Saturday, June 7, 2008

Moral Minds

This isn't really a book review so much as a discussion of issues raised.

The reader has probably heard the story of "the Starfish Flinger". The day after a storm, a man is walking down the beach and sees another man flinging starfish which have been washed ashore back into the ocean. "You are wasting your time," says the walker, "your actions will make no difference". "It will make a difference to them," says the flinger, referring to the starfish he is flinging. "I suppose," says the walker, "and to the clams which they will eat, and to the other potential starfish who will thus not be able to eat those clams. But the starfish will quickly reproduce back to their carrying capacity, the number of starfish will be the same whether you do this or not, they'll just be different ones. And one starfish is much like another."

I added the last part myself. Usually it ends with "it matters to them". The story of the starfish flinger does not appear in Moral Minds, but it easily could have.

The central thesis of Moral Minds is that, in the same manner in which we seem to have evolved brain structures for learning language in general but not for any particular language, we have evolved a general mental capacity to make moral judgments, although what actions are considered moral vary widely between cultures, and will differ between individuals within a culture.

The author spends a fair amount of time discussing whether moral judgments are primarily deontological (rule based) or consequentialist. The arguments rely heavily on survey results of moral dilemmas. Three examples: 1) You see a trolley heading down a track towards five hikers. You can throw a switch sending the trolley off onto a side track, but there is a hiker on the side track also. Should you kill one to save five? 2) You are standing on a platform above the trolley rack, again the trolley is heading towards five hikers, and standing next to you is a lard-assed tub of guts. By heaving him over the side in front of the trolley, you can slow the trolley enough for the hikers to escape. Should you kill one to save five? 3) You are an emergency room doctor. Five hikers have just been admitted, they have been struck by a trolley and have each suffered injuries to a different vital organ. You could save them all by murdering some random bystander and harvesting his organs. Should you kill one to save five?

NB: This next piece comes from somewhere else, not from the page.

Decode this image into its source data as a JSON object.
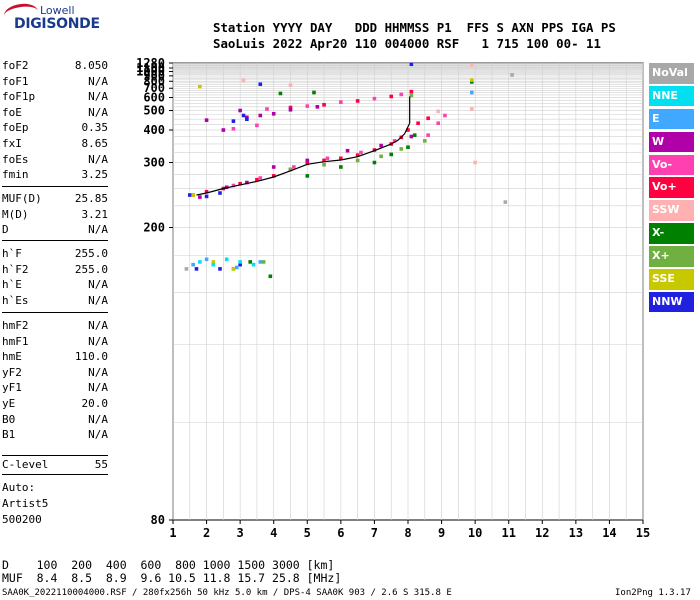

Most people say "yes" in the first case and "no" in two and three. It seems to me that presenting the problem in this form is biasing towards a consequentialist viewpoint because the consequences are presumed to be known. The author sees the result as evidence of deontological thinking because the consequences are listed as being the same, and I suspect there's some truth to that, but it seems to me likely that at some level respondents are simply rejecting the problem. The first case seems relatively straightforward, but consider the second. Do we know that all five hikers will be killed by the trolley? Do we know that hitting lard-ass will slow the trolley enough for all five to escape? How could we possibly? Trolleys are pretty heavy, what if it just plows through lard ass and kills six instead of five? What if we try to push lard-ass off the platform, but he is able to hold on, and doesn't appreciate our justification for trying to kill him? And in the doctor case, are we sure that all five will survive the transplants? Are we sure that there's no hope of getting some organ some other way, that the patients will all die otherwise? Why can't we pick one of the five who is dying anyway and use his organs to save the other four without involving the innocent bystander?

Any action we choose to take will have infinite consequences, most of which will be unforeseen and unforeseeable. I tend to reject consequentialist moral arguments for this reason. But there is a consequentialist aspect of this problem that the author misses, and there's no way to sugar coat this turd, it must be said with brutal directness: from the point of view of personal utility of the actor, there is no particular reason to believe that it is an improvement for some random stranger to be alive than dead. If one considers not the world of today but the much closer to zero-sum world of hunter gatherers, the death of a distant stranger is actually probably a plus, albeit a small one. The relevant consequences for the actor are not so much the direct dead or saved but the reactions of his community to his actions. This may seem like it just pushes the problem back a level without changing anything, but it matters. Since actions can be seen more or less directly but motivations can only be imperfectly inferred, rules almost have to take a form like "this is what you have to do" rather than "do whatever seems most likely to give the best result".

Near the end, the book suggests that apes and perhaps some other animals should be treated as "moral patients" despite not being "moral agents", that is, that we should treat them according to moral rules that they will not and cannot apply to us or even to each other. Personally I like apes and many other kinds of animals, and would be willing to go to some effort to protect them, but as far as I can tell this is just a personal preference, albeit a widely shared one.